Konsep Negara Menurut NU
NU
menempatkan negara sebagai alat bagi pencapaian tujuan Islam. Maka, karena
tujuan Islam adalah rahmatan lil ‘alamin (kesejahteraan bagi semesta), negara
yang mengarah ke tujuan tersebut bisa diterima, meskipun tidak berbentuk Islam.
Pada tanggal 4-8 Juni, Pengurus Besar Nahdlatul Ulama (PBNU)
diundang oleh para ulama Afghanistan dan Noor Educational and Capacity
Development Organization (NECDO) untuk menghadiri workshop “Peran Ulama
dalam Pembangunan dan Rekonstruksi Afghanistan” di Afghanistan.
PBNU, yang diwakili empat delegasi, berbicara di hadapan para
ulama dan ilmuwan dari 12 provinsi tentang pentingnya perdamaian serta
rekonsiliasi.
Dalam kesempatan itu, NU diminta berbagi pengalaman tentang peran
ulama di Indonesia dalam menciptakan keharmonisan umat beragama beserta
manajemen konflik di dalamnya.
Yang menarik dalam pertemuan itu adalah potensi NU sebagai model
Islam di dunia, sebab ia menjadi “cermin”, khususnya bagi Afghanistan, dalam
rangka hubungan Islam dengan kemodernan. Hubungan yang berhasil dijaga NU
secara harmonis ini telah meminimalisir konflik, baik konflik antar-umat
beragama maupun antara Islam dan Barat. Dengan demikian, NU bisa menjadi model
bagi hubungan Islam dan kemodernan yang melahirkan hubungan harmonis antar-umat
beragama.
Model yang dibangun NU itu merujuk pada integrasi Islam ke dalam
perjuangan nasional melalui demokratisasi dalam jangka panjang. Dalam kaitan
ini, terdapat dua proses signifikan. Pertama, integrasi Islam ke dalam
nasionalisme. Kedua, partisipasi Islam dalam demokratisasi.
Kita akan
membahas poin pertama dulu, yakni integrasi Islam ke dalam nasionalisme.
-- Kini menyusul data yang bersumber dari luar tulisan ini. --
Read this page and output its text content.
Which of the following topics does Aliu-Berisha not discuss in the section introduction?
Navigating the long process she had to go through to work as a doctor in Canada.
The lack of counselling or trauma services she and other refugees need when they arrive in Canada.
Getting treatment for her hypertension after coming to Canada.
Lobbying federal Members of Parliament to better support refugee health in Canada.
Yang dimaksud poin ini adalah penyatuan visi Islam tentang
kehidupan ke dalam tujuan utama pendirian negara-bangsa. Hal ini berangkat dari
kaidah al-ghayah wa al-wasail (tujuan dan metode), yang NU menempatkan negara
sebagai alat bagi pencapaian tujuan Islam. Maka, karena tujuan Islam adalah
rahmatan lil ‘alamin (kesejahteraan bagi semesta), negara yang mengarah ke
tujuan tersebut bisa diterima, meskipun tidak berbentuk Islam. Oleh karena itu,
NKRI, yang memuat “keadilan sosial” sebagai tujuan konstitusional bernegara,
diterima oleh NU, meskipun ia bukan negara Islam yang formal.
Pada ranah historis, proses integrasi ini terjadi melalui beberapa
tahap. Pertama, pengakuan wilayah Nusantara sebagai wilayah Islam (dar
al-Islam). Hal ini dilakukan pada Muktamar ke-11 (1936), yang para ulama NU
menetapkan Nusantara sebagai dar al-Islam. Menariknya, istilah dar al-Islam ini
tidak dimaknai sebagai “negara Islam”, melainkan “wilayah Islam”, sebab di
dalamnya umat Islam bebas melaksanakan syari’at. Dengan cara ini, NU telah
membentuk “kebangsaan Islam” (Islamic nationalism) sebab dar al-Islam tersebut
dipahami sebagai bangsa. Artinya, ketika Nusantara diakui sebagai dar al-Islam,
wilayah ini telah dipahami sebagai bangsa muslim Indonesia.
Kedua, penerimaan atas negara-bangsa (NKRI), bukan negara Islam
pada pembentukan konstitusi 1945. Wakil NU di sidang PPKI, yakni Kiai Wahid
Hasyim, Kiai Masykur, dan Zainul Arifin, telah menyepakati bangunan NKRI dalam
kerangka perawatan kemajemukan bangsa. Pada titik ini, NU telah menepis
ego-kelompok, demi terjaganya masyarakat bangsa yang majemuk.
Ketiga, penetapan pemerintah RI sebagai pemimpin darurat yang
memiliki wewenang menerapkan syari’at (waliy al-amri al-dlaruri bi
al-syaukah). Kesepakatan ulama pada Munas Alim Ulama (1954) ini ditetapkan
agar syari’at Islam bisa ditegakkan, karena pemerintahan sah secara syar’i.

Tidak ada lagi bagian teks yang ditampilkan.